The term 'ultra light' means that the light weight is reduced to about 30%, about 40%, or about 50% or less of the weight of the conventional reflection type high-power photovoltaic module. For example, the weight of the conventional 70W reflector type high-power photovoltaic module is at least 5 ~ 10kg, and the minimum unit of 20kg is exceeded for the module for 280W production. On the other hand, in the case of the photovoltaic module according to the present invention, the weight of the photovoltaic module according to the present invention is only 1 to 3 kg, which is less than 50% of that for 70W production.

The term 'high efficiency' means that the photovoltaic power generation efficiency is improved by more than 30% compared to conventional photovoltaic systems such as silicon solar cells and thin film solar cells.

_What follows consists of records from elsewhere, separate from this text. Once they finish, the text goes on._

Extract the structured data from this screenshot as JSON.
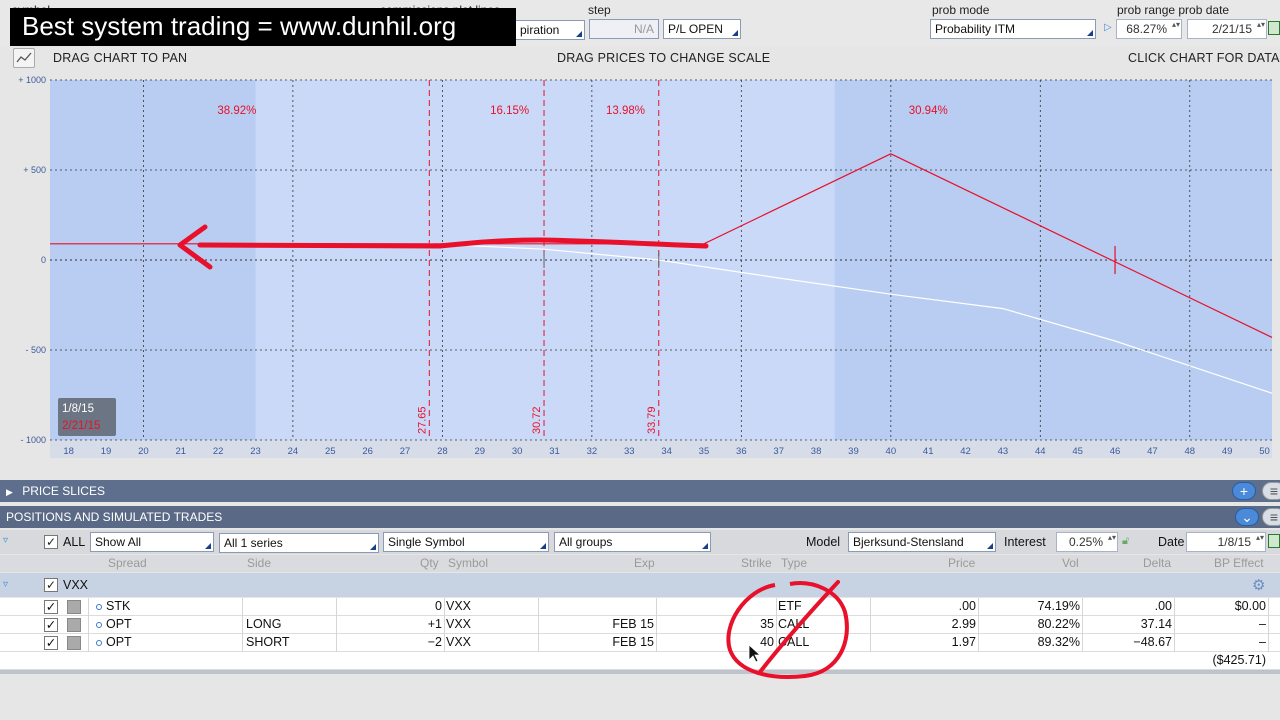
{
  "top": {
    "symbol_label": "symbol",
    "commissions_label": "commissions plot lines",
    "expiration_value": "piration",
    "step_label": "step",
    "step_value": "N/A",
    "pl_value": "P/L OPEN",
    "prob_mode_label": "prob mode",
    "prob_mode_value": "Probability ITM",
    "prob_range_label": "prob range prob date",
    "prob_range_value": "68.27%",
    "prob_date_value": "2/21/15"
  },
  "banner": "Best system trading = www.dunhil.org",
  "hints": {
    "drag_chart": "DRAG CHART TO PAN",
    "drag_prices": "DRAG PRICES TO CHANGE SCALE",
    "click_chart": "CLICK CHART FOR DATA"
  },
  "chart_data": {
    "type": "line",
    "x_ticks": [
      "18",
      "19",
      "20",
      "21",
      "22",
      "23",
      "24",
      "25",
      "26",
      "27",
      "28",
      "29",
      "30",
      "31",
      "32",
      "33",
      "34",
      "35",
      "36",
      "37",
      "38",
      "39",
      "40",
      "41",
      "42",
      "43",
      "44",
      "45",
      "46",
      "47",
      "48",
      "49",
      "50"
    ],
    "y_ticks": [
      "+ 1000",
      "+ 500",
      "0",
      "- 500",
      "- 1000"
    ],
    "ylim": [
      -1000,
      1000
    ],
    "xlim": [
      17.5,
      50.2
    ],
    "probabilities": [
      "38.92%",
      "16.15%",
      "13.98%",
      "30.94%"
    ],
    "price_slices": [
      "27.65",
      "30.72",
      "33.79"
    ],
    "date_box": [
      "1/8/15",
      "2/21/15"
    ],
    "series": [
      {
        "color": "#e8102a",
        "points": [
          [
            17.5,
            90
          ],
          [
            35,
            90
          ],
          [
            40,
            590
          ],
          [
            50.2,
            -430
          ]
        ]
      },
      {
        "color": "#ffffff",
        "points": [
          [
            27.65,
            90
          ],
          [
            30.72,
            60
          ],
          [
            33.79,
            0
          ],
          [
            37,
            -100
          ],
          [
            40,
            -190
          ],
          [
            43,
            -270
          ],
          [
            46,
            -450
          ],
          [
            50.2,
            -740
          ]
        ]
      }
    ]
  },
  "sections": {
    "price_slices": "PRICE SLICES",
    "positions": "POSITIONS AND SIMULATED TRADES"
  },
  "filters": {
    "all_label": "ALL",
    "show": "Show All",
    "series": "All 1 series",
    "symbol_mode": "Single Symbol",
    "groups": "All groups",
    "model_label": "Model",
    "model": "Bjerksund-Stensland",
    "interest_label": "Interest",
    "interest": "0.25%",
    "date_label": "Date",
    "date": "1/8/15"
  },
  "columns": {
    "spread": "Spread",
    "side": "Side",
    "qty": "Qty",
    "symbol": "Symbol",
    "exp": "Exp",
    "strike": "Strike",
    "type": "Type",
    "price": "Price",
    "vol": "Vol",
    "delta": "Delta",
    "bp": "BP Effect"
  },
  "group": {
    "name": "VXX"
  },
  "rows": [
    {
      "spread": "STK",
      "side": "",
      "qty": "0",
      "symbol": "VXX",
      "exp": "",
      "strike": "",
      "type": "ETF",
      "price": ".00",
      "vol": "74.19%",
      "delta": ".00",
      "bp": "$0.00"
    },
    {
      "spread": "OPT",
      "side": "LONG",
      "qty": "+1",
      "symbol": "VXX",
      "exp": "FEB 15",
      "strike": "35",
      "type": "CALL",
      "price": "2.99",
      "vol": "80.22%",
      "delta": "37.14",
      "bp": "–"
    },
    {
      "spread": "OPT",
      "side": "SHORT",
      "qty": "−2",
      "symbol": "VXX",
      "exp": "FEB 15",
      "strike": "40",
      "type": "CALL",
      "price": "1.97",
      "vol": "89.32%",
      "delta": "−48.67",
      "bp": "–"
    }
  ],
  "total_bp": "($425.71)",
  "colors": {
    "accent": "#e8102a",
    "chart_bg": "#c9d8f7",
    "header": "#5d6f8c"
  }
}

The ultra-light and high efficiency reflection type solar cell module 1 according to the preferred embodiment of the present invention includes a base plate 10 and solar light that is fixedly installed on the base plate 10 and is incident thereon, A solar cell module (not shown) for converting sunlight converged to one focus by the reflector 20 into electric energy, which is located on the upper part of the reflector 20 30 and the solar cell module 30 so that the solar cell module 30 can be positioned at a point where the sunlight is focused at one focus by the reflecting mirror 20, .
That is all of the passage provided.